Some Wyoming lawmakers are defending the $300 million dollar capitol renovation project against charges that it's the wrong time to spend so much money on such an item.

With Wyoming facing a tough budget situation due to falling energy prices there has been some public criticism that renovating the capitol shouldn't take priority over what they see as more essential budget items.

But Rep. Tim Stubson (R-Natrona County), a member of the Capitol Restoration Oversight Group, says public input on legislative issues is being hampered by the fact that committee hearing rooms in the current capitol building are too small and are not wired for statewide internet coverage, meaning people who are not able to attend committee meetings can't follow committee discussions.

In regard to questions about why the renovation work on the Herschler Building can't be halted, Stubson says doing so at this point would cost the state the $20 million that has already been spent on that project.

Stubson also says that contrary to the perception among some people that state government is spending money on a "Taj Mahal"  project,  he sees it as "honoring a historic building." He adds, "If we're going to do this once every 125 years, let's do it right."

Rep. Mary Throne (D-Cheyenne), another member of the committee, largely echoes Stubson's comments on the subject, adding the plans for the Herschler building have been considerably scaled back.
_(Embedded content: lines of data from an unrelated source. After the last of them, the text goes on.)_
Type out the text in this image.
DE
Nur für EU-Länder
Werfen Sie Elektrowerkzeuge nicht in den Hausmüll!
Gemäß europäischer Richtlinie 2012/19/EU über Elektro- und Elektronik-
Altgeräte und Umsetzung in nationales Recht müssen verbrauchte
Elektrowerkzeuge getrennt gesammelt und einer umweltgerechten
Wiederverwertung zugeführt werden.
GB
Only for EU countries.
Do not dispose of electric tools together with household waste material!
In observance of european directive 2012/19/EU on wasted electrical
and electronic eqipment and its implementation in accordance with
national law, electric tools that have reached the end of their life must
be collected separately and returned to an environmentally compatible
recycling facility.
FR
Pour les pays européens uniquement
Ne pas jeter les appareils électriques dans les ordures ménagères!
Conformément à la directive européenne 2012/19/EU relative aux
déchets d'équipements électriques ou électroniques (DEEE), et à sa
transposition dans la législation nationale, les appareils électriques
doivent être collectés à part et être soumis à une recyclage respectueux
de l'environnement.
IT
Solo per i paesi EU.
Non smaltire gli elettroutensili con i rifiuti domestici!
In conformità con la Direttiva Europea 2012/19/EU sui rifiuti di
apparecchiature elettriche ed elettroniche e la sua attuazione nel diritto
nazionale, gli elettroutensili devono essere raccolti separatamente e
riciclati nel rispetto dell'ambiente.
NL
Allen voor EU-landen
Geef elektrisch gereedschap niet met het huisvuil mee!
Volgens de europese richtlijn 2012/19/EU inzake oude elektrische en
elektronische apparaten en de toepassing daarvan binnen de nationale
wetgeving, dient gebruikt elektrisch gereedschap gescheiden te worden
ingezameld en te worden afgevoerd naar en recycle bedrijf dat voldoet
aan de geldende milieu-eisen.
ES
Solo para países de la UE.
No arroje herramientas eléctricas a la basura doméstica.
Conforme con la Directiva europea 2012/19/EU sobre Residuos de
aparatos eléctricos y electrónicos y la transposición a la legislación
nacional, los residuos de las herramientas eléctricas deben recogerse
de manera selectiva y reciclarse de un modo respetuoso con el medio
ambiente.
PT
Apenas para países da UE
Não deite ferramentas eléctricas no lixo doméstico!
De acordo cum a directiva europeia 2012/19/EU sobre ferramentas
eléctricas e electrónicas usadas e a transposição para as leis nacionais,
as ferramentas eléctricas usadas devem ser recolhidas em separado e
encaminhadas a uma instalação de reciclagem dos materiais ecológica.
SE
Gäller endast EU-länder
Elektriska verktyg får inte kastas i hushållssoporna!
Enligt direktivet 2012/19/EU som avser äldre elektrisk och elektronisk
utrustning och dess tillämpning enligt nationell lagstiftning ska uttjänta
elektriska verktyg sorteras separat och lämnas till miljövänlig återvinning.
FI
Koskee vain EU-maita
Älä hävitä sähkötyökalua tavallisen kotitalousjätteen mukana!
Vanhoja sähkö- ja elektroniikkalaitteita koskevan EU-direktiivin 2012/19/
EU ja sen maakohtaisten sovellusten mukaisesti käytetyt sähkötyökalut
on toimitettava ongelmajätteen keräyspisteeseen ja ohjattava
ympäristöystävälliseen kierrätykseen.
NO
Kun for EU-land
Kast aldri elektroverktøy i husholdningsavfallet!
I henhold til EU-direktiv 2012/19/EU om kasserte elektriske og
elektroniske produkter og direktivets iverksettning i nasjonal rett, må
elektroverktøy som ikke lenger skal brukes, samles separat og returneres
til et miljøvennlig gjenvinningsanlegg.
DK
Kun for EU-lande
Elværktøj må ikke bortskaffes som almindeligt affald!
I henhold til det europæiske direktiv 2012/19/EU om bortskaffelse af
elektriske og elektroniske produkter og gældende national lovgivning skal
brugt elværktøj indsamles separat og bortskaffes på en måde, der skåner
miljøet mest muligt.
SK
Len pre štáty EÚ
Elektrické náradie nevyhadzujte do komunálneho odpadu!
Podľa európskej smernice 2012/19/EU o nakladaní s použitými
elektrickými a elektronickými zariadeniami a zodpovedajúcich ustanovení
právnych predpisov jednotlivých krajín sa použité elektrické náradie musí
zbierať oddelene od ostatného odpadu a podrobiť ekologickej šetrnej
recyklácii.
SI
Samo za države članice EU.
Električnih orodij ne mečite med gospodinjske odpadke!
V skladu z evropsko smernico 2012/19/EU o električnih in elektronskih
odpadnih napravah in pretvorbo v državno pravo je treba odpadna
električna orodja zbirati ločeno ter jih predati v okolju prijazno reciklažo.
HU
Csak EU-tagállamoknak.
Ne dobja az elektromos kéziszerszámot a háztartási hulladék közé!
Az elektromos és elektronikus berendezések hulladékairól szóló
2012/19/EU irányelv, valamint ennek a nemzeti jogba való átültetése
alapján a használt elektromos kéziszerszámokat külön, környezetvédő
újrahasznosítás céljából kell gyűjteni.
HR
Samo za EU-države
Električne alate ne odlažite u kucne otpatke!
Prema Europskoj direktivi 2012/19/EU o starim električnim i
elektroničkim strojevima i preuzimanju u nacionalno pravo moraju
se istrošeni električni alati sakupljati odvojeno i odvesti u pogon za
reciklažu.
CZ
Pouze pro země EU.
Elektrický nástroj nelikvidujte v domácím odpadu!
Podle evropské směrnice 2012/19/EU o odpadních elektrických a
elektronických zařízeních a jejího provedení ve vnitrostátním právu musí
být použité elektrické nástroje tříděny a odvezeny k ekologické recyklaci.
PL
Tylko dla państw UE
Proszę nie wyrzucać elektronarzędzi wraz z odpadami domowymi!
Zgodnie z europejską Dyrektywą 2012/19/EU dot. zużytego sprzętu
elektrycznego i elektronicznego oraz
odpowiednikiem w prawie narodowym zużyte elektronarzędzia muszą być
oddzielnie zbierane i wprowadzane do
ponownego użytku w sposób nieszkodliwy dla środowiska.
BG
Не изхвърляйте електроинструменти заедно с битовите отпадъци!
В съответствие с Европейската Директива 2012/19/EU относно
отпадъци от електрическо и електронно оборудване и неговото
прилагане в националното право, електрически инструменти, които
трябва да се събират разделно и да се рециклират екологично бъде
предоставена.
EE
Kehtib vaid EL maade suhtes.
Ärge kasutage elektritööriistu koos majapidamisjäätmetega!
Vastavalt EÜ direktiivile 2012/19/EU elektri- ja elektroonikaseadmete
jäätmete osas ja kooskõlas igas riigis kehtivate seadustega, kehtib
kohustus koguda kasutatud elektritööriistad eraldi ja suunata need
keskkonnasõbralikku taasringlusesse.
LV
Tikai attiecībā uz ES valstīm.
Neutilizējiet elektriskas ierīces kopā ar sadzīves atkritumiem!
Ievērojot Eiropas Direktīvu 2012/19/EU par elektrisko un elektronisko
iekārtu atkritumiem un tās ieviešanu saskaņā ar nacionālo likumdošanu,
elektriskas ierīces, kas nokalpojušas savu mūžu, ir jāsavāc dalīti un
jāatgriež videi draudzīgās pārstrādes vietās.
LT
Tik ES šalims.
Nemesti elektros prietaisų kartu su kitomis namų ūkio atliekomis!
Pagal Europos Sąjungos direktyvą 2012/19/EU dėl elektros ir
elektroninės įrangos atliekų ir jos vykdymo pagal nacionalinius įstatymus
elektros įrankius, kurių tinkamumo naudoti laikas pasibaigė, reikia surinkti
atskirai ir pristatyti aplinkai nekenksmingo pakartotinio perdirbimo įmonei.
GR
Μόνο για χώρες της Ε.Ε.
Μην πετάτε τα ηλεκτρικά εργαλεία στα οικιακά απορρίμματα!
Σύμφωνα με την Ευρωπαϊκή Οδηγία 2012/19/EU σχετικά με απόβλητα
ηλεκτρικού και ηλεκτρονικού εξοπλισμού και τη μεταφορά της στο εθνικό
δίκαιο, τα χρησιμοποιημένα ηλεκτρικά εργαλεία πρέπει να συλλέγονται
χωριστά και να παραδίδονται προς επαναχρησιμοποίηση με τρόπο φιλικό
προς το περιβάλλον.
She also says it would be difficult to simply stop the work on the Herschler building without impacting the capitol renovation work "the two are so intertwined."

Organizations such as the Wyoming Liberty Group, among others have criticized the project for what they see as excessive and unneeded spending.

Last summer, Liberty Group's Maureen Bader called the project "a monument to the egos of some legislators."

Bader more recently said that while she doesn't  have a problem with work designed to improve the safety of the building, that could be done for far less than the roughly $300 million projected cost of the project. She also says the project may well end up costing more than that. The project was projected to cost $259 million, including the Herschler renovation, in 2014.

Bader has accused the Legislature's Joint Appropriations Committee [JAC] of trying to hide cost overruns on the project.

The legislature is currently meeting in the Jonah Business Center in Cheyenne while the renovation work continues, and is expected to meet there in 2017 and 2018 as well.